Kapuscinski é um expoente do chamado jornalismo literário e teve vários dos seus livros publicados no Brasil (como Guerra do Futebol, O Imperador, Ébano: A Minha Vida em África). A obra que inspirou o filme premiado ainda não foi editada em português.

Como repórter de guerra, Ryszard Kapuscinski cobriu conflitos em várias zonas conturbadas do mundo, designadamente a guerra de libertação em Angola e, posteriormente, o conflito interno imposto por grupos armados patrocinados pelos Estados Unidos e a África do Sul do apartheid.

O filme narra episódios em Angola a partir de 1975, quando os portugueses se retiraram do país na sequência do processo de descolonização desencadeado pela Revolução dos Cravos, em 25 de Abril de 1974. Luanda era uma cidade em guerra depois da proclamação da independência, em 11 de Novembro de 1975, mas Kapuscinsky deslocou-se para a frente sul, para Pereira d’Eça, região onde, segundo a sua intuição, se iriam travar batalhas decisivas, designadamente quando a invasão sul-africana pretendeu apoiar os grupos terroristas que a terminologia norte-americana viria a designar como “combatentes da liberdade”.

Foi uma viagem perigosa, quase suicida, com elevado risco de morte.

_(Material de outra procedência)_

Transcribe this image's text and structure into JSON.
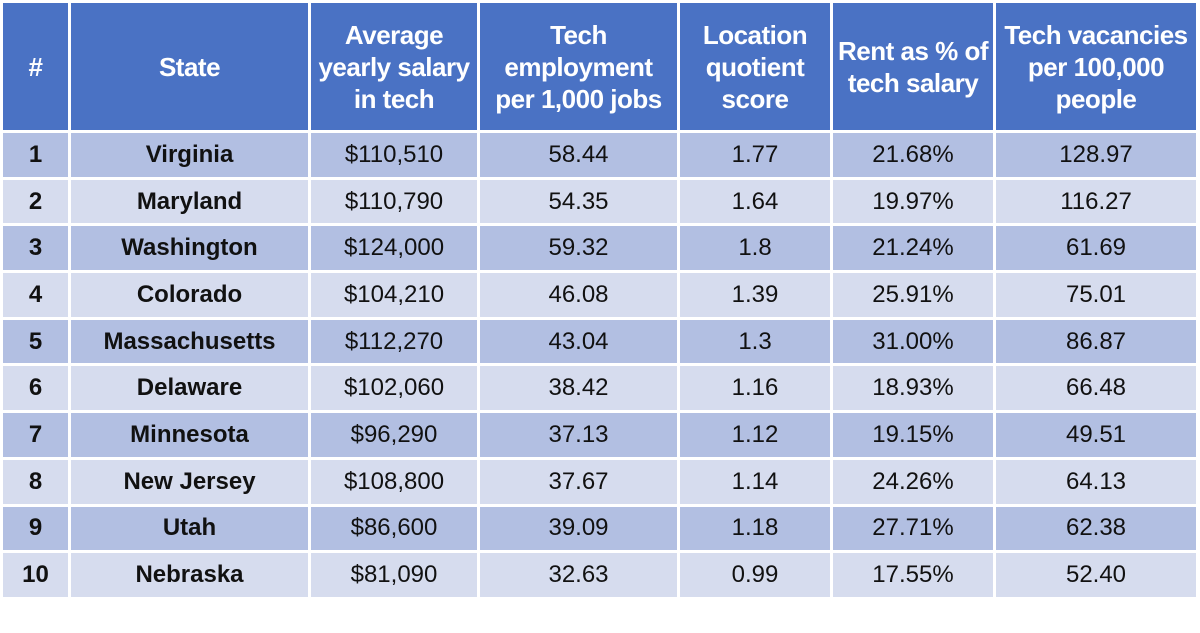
{
  "table": {
    "headers": [
      "#",
      "State",
      "Average yearly salary in tech",
      "Tech employment per 1,000 jobs",
      "Location quotient score",
      "Rent as % of tech salary",
      "Tech vacancies per 100,000 people"
    ],
    "rows": [
      [
        "1",
        "Virginia",
        "$110,510",
        "58.44",
        "1.77",
        "21.68%",
        "128.97"
      ],
      [
        "2",
        "Maryland",
        "$110,790",
        "54.35",
        "1.64",
        "19.97%",
        "116.27"
      ],
      [
        "3",
        "Washington",
        "$124,000",
        "59.32",
        "1.8",
        "21.24%",
        "61.69"
      ],
      [
        "4",
        "Colorado",
        "$104,210",
        "46.08",
        "1.39",
        "25.91%",
        "75.01"
      ],
      [
        "5",
        "Massachusetts",
        "$112,270",
        "43.04",
        "1.3",
        "31.00%",
        "86.87"
      ],
      [
        "6",
        "Delaware",
        "$102,060",
        "38.42",
        "1.16",
        "18.93%",
        "66.48"
      ],
      [
        "7",
        "Minnesota",
        "$96,290",
        "37.13",
        "1.12",
        "19.15%",
        "49.51"
      ],
      [
        "8",
        "New Jersey",
        "$108,800",
        "37.67",
        "1.14",
        "24.26%",
        "64.13"
      ],
      [
        "9",
        "Utah",
        "$86,600",
        "39.09",
        "1.18",
        "27.71%",
        "62.38"
      ],
      [
        "10",
        "Nebraska",
        "$81,090",
        "32.63",
        "0.99",
        "17.55%",
        "52.40"
      ]
    ]
  }
}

Kapuscinski conheceu então vários combatentes, em especial a guerrilheira Carlota, do MPLA, que passou a admirar. Carlota viria a morrer em combate pouco depois.

                                                                                                Um fotograma do filme

Habilmente, o filme mistura a narrativa em animação e depoimentos ao vivo de pessoas que conviveram com Kapuscinski durante aqueles dias de violência e esperança na construção de um novo país. Relata momentos cruciais, como aquele em que, já sabendo que tropas cubanas viriam apoiar os guerrilheiros angolanos, o jornalista evitou transmitir a notícia para sua agência, temendo que fosse interceptada pela CIA, que apoiava os terroristas. Os jornalistas têm lado, e Kapuscinski tinha o seu.

Muito elaborado do ponto de vista formal, dinâmico e fluido, Um Outro Dia de Vida é um filme emocionante, adulto e sincero. O título quer dizer que, para quem está em zona de guerra, tudo o que pode desejar-se é mais um dia de vida – que pode vir a ser o último. A promessa que fazia aos guerrilheiros era de que não seriam esquecidos. Seriam imortalizados nas palavras que Kapuscinski escreveria sobre eles. Estas palavras agora estão traduzidas nas fortes imagens deste filme de animação.